There are usually one of two things that set me on the course for failing: Socializing or Emotions
Socializing:
I do not get out often, maybe a handful of times a month. If I am hanging out with people, there is usually a food aspect involved. Most often cocktails as well. On these days when I am socializing, exercise almost always gets put off.
There are also the "maybe hang out" days. By this I mean that no plans were actually agreed upon, but there is still a chance of going out. No exercise on these days either, because I may need to head out asap. Also eating tends to be grazing on junk food simply because I don't know whats going on.
Sidenote on me and alcohol. If I drink, I get hungry. I am normally a picky eater. I tend to stick with the things I know I like. When drunk and hungry, I will try just about anything. So the calories from the cocktails plus the calories from the drunken binges really add up fast. And let's be honest, drunk food cravings are always the least healthy options.
Emotions:
This is not the post to go into mental health issues just yet. Even though they are a major factor in health and fitness. Instead I am just going to sum up some things in the area of this week's set backs.

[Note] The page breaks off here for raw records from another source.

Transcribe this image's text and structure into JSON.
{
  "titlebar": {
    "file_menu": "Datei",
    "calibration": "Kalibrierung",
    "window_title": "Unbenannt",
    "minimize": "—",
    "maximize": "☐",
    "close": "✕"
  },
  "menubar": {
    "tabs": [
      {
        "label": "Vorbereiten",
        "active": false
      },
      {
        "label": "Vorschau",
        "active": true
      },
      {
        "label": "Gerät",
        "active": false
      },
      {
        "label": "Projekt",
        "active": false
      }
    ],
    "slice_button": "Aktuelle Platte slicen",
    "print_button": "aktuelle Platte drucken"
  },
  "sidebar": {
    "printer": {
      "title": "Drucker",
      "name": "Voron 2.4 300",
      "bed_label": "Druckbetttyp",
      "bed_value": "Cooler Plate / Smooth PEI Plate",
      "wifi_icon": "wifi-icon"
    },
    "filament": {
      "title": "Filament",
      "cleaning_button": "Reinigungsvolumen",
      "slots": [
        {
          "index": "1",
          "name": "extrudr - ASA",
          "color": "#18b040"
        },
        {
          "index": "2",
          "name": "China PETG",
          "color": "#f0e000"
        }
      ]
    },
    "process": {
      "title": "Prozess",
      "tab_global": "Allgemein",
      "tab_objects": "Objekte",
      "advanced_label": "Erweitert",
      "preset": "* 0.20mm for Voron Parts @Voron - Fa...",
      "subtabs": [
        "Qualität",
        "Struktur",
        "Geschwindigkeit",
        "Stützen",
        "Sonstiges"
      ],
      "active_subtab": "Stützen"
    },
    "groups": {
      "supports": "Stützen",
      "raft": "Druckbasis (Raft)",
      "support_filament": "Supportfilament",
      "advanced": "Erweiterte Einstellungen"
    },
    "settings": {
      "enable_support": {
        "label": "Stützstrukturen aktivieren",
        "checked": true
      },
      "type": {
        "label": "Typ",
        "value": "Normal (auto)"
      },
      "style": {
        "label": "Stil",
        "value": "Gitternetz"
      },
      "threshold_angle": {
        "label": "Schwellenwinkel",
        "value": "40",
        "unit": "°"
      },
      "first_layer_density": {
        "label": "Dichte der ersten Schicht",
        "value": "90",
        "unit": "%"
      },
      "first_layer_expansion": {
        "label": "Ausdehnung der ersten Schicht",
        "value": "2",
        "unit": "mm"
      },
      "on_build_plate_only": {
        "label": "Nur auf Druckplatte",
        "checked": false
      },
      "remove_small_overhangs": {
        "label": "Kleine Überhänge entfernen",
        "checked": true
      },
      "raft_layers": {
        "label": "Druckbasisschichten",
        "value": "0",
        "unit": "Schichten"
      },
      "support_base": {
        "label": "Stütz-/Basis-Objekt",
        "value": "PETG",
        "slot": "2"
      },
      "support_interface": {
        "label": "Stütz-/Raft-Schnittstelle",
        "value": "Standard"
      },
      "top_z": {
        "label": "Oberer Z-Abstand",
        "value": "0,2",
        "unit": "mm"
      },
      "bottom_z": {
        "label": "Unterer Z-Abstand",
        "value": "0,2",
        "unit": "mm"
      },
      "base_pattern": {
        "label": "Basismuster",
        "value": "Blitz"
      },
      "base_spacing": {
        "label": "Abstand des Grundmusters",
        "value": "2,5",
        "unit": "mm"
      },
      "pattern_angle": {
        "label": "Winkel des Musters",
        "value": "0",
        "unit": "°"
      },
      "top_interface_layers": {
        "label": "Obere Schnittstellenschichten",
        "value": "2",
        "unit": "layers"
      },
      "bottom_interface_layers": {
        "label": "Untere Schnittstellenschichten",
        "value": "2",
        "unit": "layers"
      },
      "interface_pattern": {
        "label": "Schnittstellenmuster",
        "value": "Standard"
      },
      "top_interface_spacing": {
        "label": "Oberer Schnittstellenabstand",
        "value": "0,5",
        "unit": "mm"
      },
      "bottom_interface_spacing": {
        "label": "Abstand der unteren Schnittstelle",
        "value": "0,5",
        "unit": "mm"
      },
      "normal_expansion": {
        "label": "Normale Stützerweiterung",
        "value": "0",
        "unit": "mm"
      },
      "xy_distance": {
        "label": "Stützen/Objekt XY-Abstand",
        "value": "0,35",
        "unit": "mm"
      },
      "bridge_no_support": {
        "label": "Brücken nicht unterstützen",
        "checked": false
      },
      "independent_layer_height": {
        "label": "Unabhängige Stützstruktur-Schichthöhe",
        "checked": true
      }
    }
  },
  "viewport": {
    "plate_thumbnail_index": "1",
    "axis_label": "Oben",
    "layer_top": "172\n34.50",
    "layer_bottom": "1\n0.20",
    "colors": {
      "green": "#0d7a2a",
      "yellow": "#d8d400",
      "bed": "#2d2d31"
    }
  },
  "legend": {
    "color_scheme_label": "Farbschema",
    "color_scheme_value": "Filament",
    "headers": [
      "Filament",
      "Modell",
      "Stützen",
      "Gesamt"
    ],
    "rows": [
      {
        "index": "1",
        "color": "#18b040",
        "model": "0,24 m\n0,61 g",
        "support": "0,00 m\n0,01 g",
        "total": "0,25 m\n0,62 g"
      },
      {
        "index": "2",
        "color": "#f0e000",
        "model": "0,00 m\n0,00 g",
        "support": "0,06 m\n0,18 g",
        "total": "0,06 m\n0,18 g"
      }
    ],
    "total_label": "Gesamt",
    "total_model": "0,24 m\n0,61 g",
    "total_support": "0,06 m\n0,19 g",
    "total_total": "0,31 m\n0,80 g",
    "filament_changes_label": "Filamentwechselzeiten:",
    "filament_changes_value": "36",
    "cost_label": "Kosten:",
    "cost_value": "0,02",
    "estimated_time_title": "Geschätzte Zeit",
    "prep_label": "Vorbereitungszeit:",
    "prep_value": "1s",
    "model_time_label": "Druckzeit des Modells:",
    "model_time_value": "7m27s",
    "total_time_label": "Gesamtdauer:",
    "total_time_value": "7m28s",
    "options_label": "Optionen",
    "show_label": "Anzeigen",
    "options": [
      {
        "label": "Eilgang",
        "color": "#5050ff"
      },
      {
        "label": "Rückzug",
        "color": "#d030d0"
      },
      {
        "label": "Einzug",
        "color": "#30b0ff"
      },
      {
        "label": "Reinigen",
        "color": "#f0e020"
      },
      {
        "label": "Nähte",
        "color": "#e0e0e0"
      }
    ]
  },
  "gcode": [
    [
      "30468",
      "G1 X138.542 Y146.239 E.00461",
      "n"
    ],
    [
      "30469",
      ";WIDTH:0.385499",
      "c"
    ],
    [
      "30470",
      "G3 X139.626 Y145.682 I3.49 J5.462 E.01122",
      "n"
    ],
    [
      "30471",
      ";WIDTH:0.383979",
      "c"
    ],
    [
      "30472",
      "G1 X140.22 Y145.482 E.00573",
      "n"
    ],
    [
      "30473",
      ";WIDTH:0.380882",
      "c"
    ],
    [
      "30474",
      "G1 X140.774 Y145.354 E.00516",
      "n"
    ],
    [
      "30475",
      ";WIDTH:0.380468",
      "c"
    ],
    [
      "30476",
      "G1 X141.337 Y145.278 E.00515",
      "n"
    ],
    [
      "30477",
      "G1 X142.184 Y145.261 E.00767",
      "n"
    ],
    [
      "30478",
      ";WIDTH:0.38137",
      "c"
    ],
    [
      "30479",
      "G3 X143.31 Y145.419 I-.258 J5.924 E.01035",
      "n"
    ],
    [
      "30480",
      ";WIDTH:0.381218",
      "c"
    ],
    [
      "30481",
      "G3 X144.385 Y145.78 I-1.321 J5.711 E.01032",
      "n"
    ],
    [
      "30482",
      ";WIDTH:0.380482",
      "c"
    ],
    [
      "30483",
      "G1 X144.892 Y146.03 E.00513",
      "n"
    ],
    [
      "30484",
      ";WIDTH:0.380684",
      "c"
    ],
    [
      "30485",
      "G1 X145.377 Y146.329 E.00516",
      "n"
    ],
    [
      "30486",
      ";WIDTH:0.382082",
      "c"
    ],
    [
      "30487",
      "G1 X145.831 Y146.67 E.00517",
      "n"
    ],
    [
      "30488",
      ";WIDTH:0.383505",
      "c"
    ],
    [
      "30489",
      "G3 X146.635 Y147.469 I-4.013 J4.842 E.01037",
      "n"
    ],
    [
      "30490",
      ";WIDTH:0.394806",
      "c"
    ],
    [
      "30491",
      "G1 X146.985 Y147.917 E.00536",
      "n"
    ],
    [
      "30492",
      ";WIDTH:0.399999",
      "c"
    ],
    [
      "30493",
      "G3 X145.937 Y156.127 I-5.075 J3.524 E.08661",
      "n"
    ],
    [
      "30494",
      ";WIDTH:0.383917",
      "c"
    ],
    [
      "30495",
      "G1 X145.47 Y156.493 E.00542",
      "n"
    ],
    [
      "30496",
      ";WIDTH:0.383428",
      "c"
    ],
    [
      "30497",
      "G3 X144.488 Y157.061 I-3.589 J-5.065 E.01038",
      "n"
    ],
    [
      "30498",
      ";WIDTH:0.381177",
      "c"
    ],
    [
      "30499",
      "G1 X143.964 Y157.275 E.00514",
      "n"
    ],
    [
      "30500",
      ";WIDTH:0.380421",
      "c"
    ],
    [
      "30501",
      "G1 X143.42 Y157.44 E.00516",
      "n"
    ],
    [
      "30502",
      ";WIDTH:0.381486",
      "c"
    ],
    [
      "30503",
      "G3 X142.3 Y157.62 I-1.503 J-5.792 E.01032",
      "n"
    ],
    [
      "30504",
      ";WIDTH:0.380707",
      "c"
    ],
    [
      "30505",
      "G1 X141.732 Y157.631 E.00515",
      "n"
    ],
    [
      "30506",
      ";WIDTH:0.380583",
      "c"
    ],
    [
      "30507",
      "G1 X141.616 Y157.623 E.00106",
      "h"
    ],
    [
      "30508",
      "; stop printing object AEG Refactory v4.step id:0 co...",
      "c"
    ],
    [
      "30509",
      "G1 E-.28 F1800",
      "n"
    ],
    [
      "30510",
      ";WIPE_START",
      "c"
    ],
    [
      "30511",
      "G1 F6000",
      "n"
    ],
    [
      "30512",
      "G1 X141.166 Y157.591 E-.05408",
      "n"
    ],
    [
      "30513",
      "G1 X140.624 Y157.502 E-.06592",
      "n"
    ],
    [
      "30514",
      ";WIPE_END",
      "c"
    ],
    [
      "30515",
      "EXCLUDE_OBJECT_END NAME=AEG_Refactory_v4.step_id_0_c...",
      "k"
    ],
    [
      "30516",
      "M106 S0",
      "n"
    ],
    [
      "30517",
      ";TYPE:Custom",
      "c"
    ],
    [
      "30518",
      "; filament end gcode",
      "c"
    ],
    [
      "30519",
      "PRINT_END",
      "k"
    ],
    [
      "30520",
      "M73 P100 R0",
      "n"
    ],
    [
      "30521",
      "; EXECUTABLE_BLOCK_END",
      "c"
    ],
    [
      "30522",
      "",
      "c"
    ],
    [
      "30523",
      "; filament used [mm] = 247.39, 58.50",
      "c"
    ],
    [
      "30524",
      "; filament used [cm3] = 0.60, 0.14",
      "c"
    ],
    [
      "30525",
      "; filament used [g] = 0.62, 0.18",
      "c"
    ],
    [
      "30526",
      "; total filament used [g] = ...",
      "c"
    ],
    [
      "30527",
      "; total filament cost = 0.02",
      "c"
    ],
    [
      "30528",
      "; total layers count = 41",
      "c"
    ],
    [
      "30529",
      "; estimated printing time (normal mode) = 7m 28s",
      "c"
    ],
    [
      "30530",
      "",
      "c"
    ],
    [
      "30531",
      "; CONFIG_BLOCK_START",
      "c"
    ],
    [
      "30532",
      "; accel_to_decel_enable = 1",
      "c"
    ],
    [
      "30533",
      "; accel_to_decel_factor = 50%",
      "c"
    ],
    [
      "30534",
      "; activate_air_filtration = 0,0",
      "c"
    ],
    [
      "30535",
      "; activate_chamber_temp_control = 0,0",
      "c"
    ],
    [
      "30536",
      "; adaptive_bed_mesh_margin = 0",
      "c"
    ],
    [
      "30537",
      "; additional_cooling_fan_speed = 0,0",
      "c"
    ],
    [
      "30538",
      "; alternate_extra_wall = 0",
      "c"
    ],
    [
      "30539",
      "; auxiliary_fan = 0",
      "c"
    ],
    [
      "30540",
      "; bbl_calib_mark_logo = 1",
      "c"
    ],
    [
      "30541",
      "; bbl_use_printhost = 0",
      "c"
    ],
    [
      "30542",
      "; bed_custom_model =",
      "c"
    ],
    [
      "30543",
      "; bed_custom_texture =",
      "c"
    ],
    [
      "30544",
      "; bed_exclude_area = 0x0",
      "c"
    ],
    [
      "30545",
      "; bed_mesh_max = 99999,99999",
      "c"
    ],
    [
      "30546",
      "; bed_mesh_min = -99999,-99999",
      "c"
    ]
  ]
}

I can get sad, angry, or bored and that will sometimes set off a binging session. This in turn can affection my exercise routines.
This week all of this happened. A little socializing and a lot of "emotions" derailed my progress.
I keep a calendar as a visual for my progress. The days highlighted in GREEN are days that I paid attention to what I was eating. The BLUE highlighted areas represent exercises. And the PINK highlighted days are the bad days. Some days started off green but by the end of the night had turned into pink days.
I know this seems silly, but it is a reminder for me. I want a whole month of green and blue only. That is not this month.
My goals for this next week:
- Get back to paying attention to what I am eating
- Try for a whole week of GREEN
- Exercise at the very least three times this week. Five is better if splitting heavy cardio and weights/ standard exercises on separate days.